A regular reader asked me last week on Facebook: "What do you think about Syria? I feel Sooo heart broken?"
This was before the news dropped of the latest atrocity in that conflict.
In case you missed it, here's the essence. Rebels filmed one of their leaders, Abu Sakkar, mutilating the corpse of a Syrian army soldier with a knife and eating the dead man's heart.
As he does so, his comrades chant: “I swear to God we will eat your hearts and your livers, you soldiers of Bashar the dog.”
“Allahu akbar.”
Peter Bouckaert of Human Rights Watch was quoted in the UK Mirror saying that he had seen an unedited copy of the video and rebel sources confirmed Abu Sakkar’s identity.
Bouckaert added that Abu Sakkar instructs his men to “slaughter the Alawites and take their hearts out to eat them”.
(The Alawites are Syrian leader Bashar Assad’s religious sect.) (The rebels are Sunni Muslims and the Alawites are Shiites – but don't draw any superficial conclusions from that.)
Now this episode comes a day after UK Prime Minister David Cameron announced £10-million in military aid and £30-million in humanitarian aid to the rebels.
That in turn comes after Russia has shipped anti-aircraft missiles to the Syrian government of Bashar Al-Assad.
What on earth is going on?
To get a sense of where the rot starts, one has to go back in history.
Up until the end of World War 1, Syria was part of the Ottoman Empire which dominated the world stage for 623 years until November 1922.
Atrocities perpetrated by the Ottomans against Armenians and Greeks and Assyrians led to systematic massacres of some three million people.
With the defeat of the Ottomans at the end of the war, the Empire was partitioned into several territories by the League of Nations.
The Republic of Turkey was created.France was given control of the provinces of Syria and Lebanon.
The United Kingdom was given mandates over Mesopotamia and Palestine. (Palestine was then subdivided into Palestine and Transjordan.)
The other parts of the Empire on the Arabian Peninsula were incorporated into what is today Saudi Arabia and Yemen.
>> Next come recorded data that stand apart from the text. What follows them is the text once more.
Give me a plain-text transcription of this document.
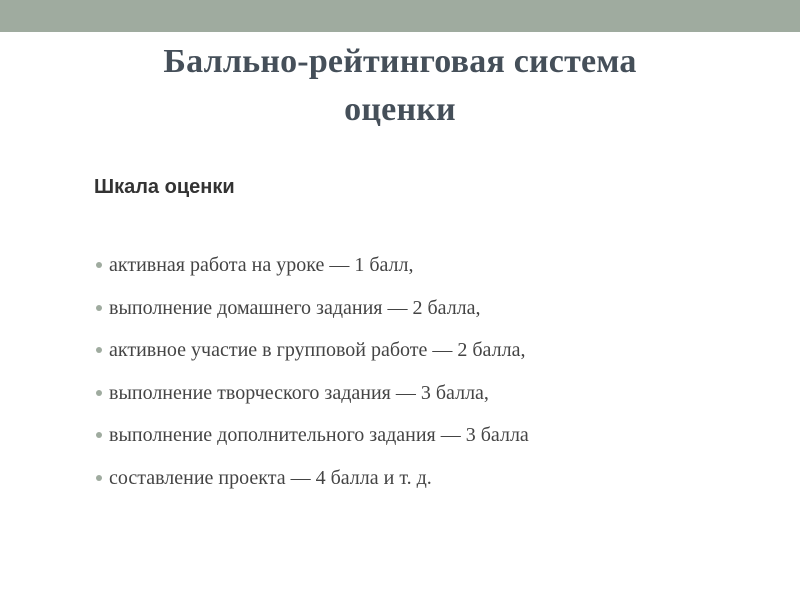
Балльно-рейтинговая система
оценки
Шкала оценки
активная работа на уроке — 1 балл,
выполнение домашнего задания — 2 балла,
активное участие в групповой работе — 2 балла,
выполнение творческого задания — 3 балла,
выполнение дополнительного задания — 3 балла
составление проекта — 4 балла и т. д.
The French then gave independence to Syria and Lebanon in 1946. There followed a series of military coups until 1958 when Syria joined with Egypt to form the United Arab Republic. That lasted until the time of my birth in September 1961 when Egypt and Syria separated.
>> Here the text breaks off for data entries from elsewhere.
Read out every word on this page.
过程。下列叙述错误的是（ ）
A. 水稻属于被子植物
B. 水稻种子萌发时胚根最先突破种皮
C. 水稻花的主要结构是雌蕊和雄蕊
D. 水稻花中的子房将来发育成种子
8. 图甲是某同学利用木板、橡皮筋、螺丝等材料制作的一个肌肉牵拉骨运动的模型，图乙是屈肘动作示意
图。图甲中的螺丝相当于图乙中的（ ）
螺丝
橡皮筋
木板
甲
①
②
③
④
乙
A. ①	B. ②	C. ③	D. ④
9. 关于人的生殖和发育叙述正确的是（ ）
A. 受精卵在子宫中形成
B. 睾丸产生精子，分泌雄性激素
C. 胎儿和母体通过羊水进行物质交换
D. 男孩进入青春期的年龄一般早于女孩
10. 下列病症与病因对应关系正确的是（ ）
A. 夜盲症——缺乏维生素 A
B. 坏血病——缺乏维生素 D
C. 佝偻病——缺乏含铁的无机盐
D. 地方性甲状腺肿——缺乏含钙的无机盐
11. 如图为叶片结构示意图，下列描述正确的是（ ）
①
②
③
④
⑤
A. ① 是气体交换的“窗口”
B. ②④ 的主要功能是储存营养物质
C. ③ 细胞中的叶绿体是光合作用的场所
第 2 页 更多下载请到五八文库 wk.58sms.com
In the 1967 Arab-Israeli war, Syria lost control of the Golan Heights; which Israel occupies to this day.
Three years later, in November 1970, Hafiz al-Assad, a member of the socialist Ba'th Party and the minority Alawi sect, seized power in a bloodless coup. Syria remained relatively stable under his reign until he died in 2000.
His son, Bashar, was then "approved as president by popular referendum", first in July 2000 and then again in 2007.
Then came the "Arab Spring". The democratic world, gazing adoringly through rose-tinted glasses, rushed forward to recognise rebels willy-nilly as the voice of the people.
By December last year, the "National Coalition of Syrian Revolution and Opposition Forces" (as the rebels are formally known) was given official recognition by more than 130 countries as the sole legitimate representative of the Syrian people.
How wonderfully naïve…
So here is what I think about Syria: We have not learnt a basic lesson that those who try to impose democracy upon undemocratic states nearly always leave the place worse off than it was.
Witness the conflagration that followed the death of Yugoslav leader Josip Broz Tito. Look at the bloody violence in Iraq following the removal of Saddam Hussein. Look at Libya after the ousting of Muammar al-Gaddafi – remember that the American ambassador in Benghazi was murdered by the "good guys".
What's the solution?
There is none. This is a conflict dating back more than 1 000 years that continues to play itself out to this day. There are no good guys or bad guys. The best that we in the rest of the world can do is not take sides.
That means we sit out the conflict and wait for the dust to settle and for a winner to emerge. We close commerce with Syria until stability is reached. And we do not provide arms to anyone on either side. Most importantly, we provide refuge for those fleeing the conflict.
And for those of us who believe in such things, we could pray for a miracle.